Kuru, a fatal, progressive, neurologic disease occurring in the Stone Age cannibalistic New Guineans of the Fore ethnic group, was first brought to the attention of the medical world in 1957. Our early studies on the cause, clinical course, pathogenesis, epidemiology, and therapy of the disease are reviewed. The disease was restricted to the Fore and those of their neighbors with whom they intermarried (a total population of about 30,000). Usually fatal 6 to 9 months from onset, kuru alone accounted for over half the deaths beyond infancy in the most severely affected villages, and reprisal murders of sorcerers suspected of causing the disease was the second most frequent cause of death in much of the region. The youngest patients were about 5 years of age, and among the children and adolescents both sexes were about equally affected.
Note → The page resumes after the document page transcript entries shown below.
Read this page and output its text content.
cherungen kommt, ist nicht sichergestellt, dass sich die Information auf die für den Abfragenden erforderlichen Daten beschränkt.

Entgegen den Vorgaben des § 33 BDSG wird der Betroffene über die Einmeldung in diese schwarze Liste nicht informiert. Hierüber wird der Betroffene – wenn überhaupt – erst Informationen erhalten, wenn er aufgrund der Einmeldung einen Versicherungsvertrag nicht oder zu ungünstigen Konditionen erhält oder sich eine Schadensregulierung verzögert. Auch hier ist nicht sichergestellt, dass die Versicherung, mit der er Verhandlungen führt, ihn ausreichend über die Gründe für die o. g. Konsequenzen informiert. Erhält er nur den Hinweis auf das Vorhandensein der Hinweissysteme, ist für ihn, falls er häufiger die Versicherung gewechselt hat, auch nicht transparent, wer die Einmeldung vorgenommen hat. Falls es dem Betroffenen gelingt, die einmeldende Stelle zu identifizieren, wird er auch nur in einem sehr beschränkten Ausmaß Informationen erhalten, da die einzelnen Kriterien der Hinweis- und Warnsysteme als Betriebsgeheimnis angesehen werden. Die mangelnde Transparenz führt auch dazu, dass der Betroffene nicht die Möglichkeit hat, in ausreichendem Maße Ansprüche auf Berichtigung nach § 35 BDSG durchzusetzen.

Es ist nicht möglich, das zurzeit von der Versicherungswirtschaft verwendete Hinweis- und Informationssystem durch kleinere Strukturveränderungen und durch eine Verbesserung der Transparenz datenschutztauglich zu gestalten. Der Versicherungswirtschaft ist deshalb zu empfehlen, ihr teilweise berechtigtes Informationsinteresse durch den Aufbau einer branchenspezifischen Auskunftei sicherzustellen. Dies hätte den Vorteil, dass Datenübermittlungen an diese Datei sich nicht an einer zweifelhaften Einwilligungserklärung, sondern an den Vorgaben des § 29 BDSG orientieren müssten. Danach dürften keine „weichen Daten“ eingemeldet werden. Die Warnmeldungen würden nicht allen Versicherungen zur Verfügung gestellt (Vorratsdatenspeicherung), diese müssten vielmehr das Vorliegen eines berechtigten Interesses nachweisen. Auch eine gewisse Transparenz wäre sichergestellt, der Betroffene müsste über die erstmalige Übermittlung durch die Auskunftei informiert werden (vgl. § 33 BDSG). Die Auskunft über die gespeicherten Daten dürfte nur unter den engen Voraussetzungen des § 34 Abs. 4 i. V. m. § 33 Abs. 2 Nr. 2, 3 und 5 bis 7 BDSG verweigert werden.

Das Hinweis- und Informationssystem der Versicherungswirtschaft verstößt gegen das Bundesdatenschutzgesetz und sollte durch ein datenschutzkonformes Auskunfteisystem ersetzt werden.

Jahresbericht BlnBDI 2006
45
However, among adults, who accounted for over 2/3 of the patients, women were vastly more frequently affected than men. A genetic, endocrine, toxic, or specific deficiency cause seemed most likely, but we never abandoned the possibility that kuru was of infectious etiology, and the past decade of further field and laboratory work has borne this out. A subacute infectious neurologic disorder has thus been shown to be the dominant disease for a whole isolated population, rather than the parasitic infections and acute bacterial and virus diseases more commonly the concern of tropical medicine.